I am thankful for the love and support of my family and friends.

I am thankful for the loyalty of my clients and the confidence they continually show me.

I am thankful for living in a community where I feel a sense of belonging.

I am thankful for the camaraderie and strong relationships with my work colleagues.

I am thankful for the love, understanding, and support from my life and business partner.

I am thankful for being me.  I am a very lucky and fortunate person.

This reflection has led me to think about some of the things that I am less thankful for, such as living in a world where violence has become the evening news; where children are killed en masse by a crazed murderer; where the environment is taken for granted and we continue to dump toxins and garbage into our oceans, our air and our ground; where abuse of women and children continues seemingly unabated; where education and equality for girls and women is still an enormous challenge in many countries; where people who are ‘different’ in our country are bullied and marginalized; where animals are considered disposable; and where people are hungry and starving in our city, one of the most prosperous cities in the world.

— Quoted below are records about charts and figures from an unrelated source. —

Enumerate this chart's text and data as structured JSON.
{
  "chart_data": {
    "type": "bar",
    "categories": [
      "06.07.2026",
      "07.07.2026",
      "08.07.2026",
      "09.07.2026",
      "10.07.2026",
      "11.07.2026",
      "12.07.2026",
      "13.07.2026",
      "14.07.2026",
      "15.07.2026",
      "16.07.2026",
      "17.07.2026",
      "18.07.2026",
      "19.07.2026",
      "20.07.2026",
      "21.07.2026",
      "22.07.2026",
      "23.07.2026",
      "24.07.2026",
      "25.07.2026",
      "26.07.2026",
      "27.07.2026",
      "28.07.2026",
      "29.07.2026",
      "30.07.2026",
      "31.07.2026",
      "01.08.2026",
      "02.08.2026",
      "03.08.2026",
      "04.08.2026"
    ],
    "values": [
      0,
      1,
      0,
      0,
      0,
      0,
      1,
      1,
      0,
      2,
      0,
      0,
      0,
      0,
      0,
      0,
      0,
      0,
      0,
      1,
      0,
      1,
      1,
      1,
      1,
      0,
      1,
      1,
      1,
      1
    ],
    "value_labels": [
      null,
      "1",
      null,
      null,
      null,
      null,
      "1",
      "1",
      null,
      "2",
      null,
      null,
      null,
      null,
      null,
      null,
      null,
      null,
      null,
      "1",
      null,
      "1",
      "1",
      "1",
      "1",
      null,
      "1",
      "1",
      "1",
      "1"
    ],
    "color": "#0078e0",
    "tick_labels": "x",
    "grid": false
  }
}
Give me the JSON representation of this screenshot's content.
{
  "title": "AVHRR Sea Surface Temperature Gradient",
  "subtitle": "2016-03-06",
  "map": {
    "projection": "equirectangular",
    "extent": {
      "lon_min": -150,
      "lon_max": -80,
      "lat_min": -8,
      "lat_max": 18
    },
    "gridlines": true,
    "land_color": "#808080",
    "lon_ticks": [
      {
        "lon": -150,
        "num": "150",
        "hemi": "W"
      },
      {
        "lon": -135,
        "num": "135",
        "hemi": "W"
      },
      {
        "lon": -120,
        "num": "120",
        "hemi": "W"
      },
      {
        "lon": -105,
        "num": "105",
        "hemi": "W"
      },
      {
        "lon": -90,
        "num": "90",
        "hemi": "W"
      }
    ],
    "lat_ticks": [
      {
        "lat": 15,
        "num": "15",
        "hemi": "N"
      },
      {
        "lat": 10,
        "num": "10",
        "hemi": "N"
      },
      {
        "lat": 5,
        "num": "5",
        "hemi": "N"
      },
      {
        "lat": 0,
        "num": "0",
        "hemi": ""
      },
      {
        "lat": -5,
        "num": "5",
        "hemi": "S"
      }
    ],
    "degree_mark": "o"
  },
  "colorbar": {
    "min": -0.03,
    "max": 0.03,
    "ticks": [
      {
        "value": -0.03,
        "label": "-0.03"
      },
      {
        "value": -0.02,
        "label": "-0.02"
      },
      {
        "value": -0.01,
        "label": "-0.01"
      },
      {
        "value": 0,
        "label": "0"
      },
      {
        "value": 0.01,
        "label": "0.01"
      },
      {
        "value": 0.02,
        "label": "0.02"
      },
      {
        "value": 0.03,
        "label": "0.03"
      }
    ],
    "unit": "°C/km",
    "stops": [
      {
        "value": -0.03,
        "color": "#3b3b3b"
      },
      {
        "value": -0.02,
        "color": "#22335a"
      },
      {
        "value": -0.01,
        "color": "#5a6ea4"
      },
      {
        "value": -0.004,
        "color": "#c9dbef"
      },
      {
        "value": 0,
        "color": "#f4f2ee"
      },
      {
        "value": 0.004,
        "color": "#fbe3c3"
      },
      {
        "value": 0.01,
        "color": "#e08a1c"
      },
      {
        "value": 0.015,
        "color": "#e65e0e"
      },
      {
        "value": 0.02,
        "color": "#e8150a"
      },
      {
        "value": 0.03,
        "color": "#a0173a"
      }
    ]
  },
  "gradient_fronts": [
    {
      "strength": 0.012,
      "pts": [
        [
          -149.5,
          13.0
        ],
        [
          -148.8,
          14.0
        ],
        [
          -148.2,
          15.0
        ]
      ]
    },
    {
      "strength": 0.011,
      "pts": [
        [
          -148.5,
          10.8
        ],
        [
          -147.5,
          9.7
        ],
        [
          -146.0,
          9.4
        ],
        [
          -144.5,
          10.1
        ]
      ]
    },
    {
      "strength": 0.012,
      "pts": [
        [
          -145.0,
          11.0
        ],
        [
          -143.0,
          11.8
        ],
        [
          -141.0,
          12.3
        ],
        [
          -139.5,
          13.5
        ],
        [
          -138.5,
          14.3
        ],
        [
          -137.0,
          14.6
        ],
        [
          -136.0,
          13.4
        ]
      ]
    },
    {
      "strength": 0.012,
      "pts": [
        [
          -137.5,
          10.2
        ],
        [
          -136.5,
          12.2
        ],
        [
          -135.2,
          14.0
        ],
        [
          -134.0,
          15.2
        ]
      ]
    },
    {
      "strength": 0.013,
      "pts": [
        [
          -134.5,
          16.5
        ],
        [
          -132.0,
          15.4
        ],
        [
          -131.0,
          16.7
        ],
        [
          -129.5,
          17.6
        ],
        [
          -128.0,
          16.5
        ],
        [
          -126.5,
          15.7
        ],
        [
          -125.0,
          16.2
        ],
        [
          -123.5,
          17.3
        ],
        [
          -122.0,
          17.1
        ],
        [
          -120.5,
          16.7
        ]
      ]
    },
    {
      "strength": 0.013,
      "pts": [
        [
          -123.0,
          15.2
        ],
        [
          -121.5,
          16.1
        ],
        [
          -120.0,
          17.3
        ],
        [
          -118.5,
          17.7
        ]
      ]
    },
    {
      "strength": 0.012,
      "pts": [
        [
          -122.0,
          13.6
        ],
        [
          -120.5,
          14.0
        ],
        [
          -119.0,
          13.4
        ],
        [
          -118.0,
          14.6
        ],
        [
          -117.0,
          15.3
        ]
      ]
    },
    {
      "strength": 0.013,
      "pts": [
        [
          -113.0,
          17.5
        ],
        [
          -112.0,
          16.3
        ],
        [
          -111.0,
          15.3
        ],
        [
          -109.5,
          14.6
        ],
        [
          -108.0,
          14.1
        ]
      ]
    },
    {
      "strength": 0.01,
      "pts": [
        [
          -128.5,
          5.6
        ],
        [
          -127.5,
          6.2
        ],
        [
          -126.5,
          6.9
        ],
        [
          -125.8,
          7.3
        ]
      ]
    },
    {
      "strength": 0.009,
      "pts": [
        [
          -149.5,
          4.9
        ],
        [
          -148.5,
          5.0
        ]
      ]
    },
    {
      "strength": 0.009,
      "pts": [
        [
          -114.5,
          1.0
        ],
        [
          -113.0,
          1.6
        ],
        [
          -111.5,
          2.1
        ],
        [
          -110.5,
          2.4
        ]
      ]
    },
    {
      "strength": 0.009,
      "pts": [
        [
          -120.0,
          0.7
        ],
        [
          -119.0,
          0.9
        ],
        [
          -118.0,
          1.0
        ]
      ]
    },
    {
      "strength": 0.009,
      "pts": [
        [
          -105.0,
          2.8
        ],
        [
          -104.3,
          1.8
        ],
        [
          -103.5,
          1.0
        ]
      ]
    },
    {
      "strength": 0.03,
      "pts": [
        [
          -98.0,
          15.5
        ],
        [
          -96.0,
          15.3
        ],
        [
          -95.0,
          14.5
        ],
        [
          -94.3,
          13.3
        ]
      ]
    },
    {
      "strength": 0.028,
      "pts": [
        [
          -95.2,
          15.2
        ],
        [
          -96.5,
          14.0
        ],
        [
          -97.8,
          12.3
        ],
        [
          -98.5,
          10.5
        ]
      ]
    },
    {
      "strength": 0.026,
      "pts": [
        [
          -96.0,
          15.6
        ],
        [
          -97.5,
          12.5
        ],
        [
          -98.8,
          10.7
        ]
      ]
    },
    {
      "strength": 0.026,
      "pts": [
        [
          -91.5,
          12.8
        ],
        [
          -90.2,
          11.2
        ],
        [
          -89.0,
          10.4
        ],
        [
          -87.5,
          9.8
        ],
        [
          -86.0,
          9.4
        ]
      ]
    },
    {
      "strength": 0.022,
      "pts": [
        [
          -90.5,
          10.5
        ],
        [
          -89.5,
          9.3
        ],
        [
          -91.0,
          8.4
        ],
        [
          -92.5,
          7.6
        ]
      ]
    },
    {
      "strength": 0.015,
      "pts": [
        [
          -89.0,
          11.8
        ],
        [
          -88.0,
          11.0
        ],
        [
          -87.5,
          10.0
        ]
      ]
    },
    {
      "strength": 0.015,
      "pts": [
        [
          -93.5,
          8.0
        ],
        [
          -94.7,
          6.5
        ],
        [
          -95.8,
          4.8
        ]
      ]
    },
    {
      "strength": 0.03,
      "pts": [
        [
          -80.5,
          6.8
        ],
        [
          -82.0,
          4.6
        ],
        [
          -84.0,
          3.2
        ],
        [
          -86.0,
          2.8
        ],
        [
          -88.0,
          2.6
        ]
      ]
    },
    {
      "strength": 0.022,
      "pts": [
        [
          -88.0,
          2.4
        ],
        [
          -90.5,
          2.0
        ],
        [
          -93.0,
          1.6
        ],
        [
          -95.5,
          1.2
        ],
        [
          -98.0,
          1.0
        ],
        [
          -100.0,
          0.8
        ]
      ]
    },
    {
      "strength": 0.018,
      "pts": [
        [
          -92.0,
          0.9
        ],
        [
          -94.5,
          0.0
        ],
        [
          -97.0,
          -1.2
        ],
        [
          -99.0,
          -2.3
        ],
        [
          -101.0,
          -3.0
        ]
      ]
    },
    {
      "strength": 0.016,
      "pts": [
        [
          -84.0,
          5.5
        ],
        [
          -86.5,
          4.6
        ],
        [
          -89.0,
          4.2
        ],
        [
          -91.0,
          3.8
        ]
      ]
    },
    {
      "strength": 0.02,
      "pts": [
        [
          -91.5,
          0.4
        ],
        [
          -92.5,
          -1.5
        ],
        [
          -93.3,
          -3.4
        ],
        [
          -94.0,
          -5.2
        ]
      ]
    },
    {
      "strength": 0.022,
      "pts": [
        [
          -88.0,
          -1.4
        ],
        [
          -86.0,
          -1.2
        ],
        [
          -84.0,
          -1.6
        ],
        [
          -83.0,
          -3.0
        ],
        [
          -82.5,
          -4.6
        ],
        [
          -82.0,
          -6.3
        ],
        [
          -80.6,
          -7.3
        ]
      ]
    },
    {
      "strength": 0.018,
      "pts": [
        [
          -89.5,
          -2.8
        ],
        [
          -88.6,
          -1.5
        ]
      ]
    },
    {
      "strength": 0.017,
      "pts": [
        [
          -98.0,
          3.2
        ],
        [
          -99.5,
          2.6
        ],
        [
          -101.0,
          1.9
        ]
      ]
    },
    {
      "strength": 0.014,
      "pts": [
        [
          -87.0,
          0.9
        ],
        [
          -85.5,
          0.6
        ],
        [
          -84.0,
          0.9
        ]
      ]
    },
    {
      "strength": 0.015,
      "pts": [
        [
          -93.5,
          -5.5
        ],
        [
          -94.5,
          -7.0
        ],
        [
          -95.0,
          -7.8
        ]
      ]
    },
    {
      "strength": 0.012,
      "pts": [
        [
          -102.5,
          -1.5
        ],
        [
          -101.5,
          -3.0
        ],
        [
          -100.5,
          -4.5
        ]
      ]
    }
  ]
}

There is so much to be thankful for and yet, at the same time, so much that is unacceptable and simply outrageous in the 21st century.  This Christmas, we should all be thinking about how we can each make a difference, even in a small way to change the world.  Margaret Mead, the great American anthropologist of the 20th century said “Never doubt that a small group of thoughtful, committed citizens can change the world”.

Witness Jenny Benson from Halifax, who is changing the world of one Ugandan girl at a time through her Aninga Project, an educational initiative that pays school fees for girls who would otherwise never receive an education (  Or Riet Koetsier, who passed away just last month; she was the longest living volunteer at the Bide Awhile Animal Shelter, started by a small group of dedicated people in 1969, who couldn’t stand to see strayed and homeless cats starving to death on the streets (  Or, Norman Greenberg who in the early 1990’s started Affirmative Ventures to help people with mental health and other disabilities gain economic independence, and now is leading the charge to bring a full-service grocery store back to the North End of Halifax (

There is much that needs changing and if you consider yourself as fortunate as I consider myself, then there should be nothing that stops any of us from grabbing hold of one thing that has the potential to change the world for even one person.  How will you change the world in 2013?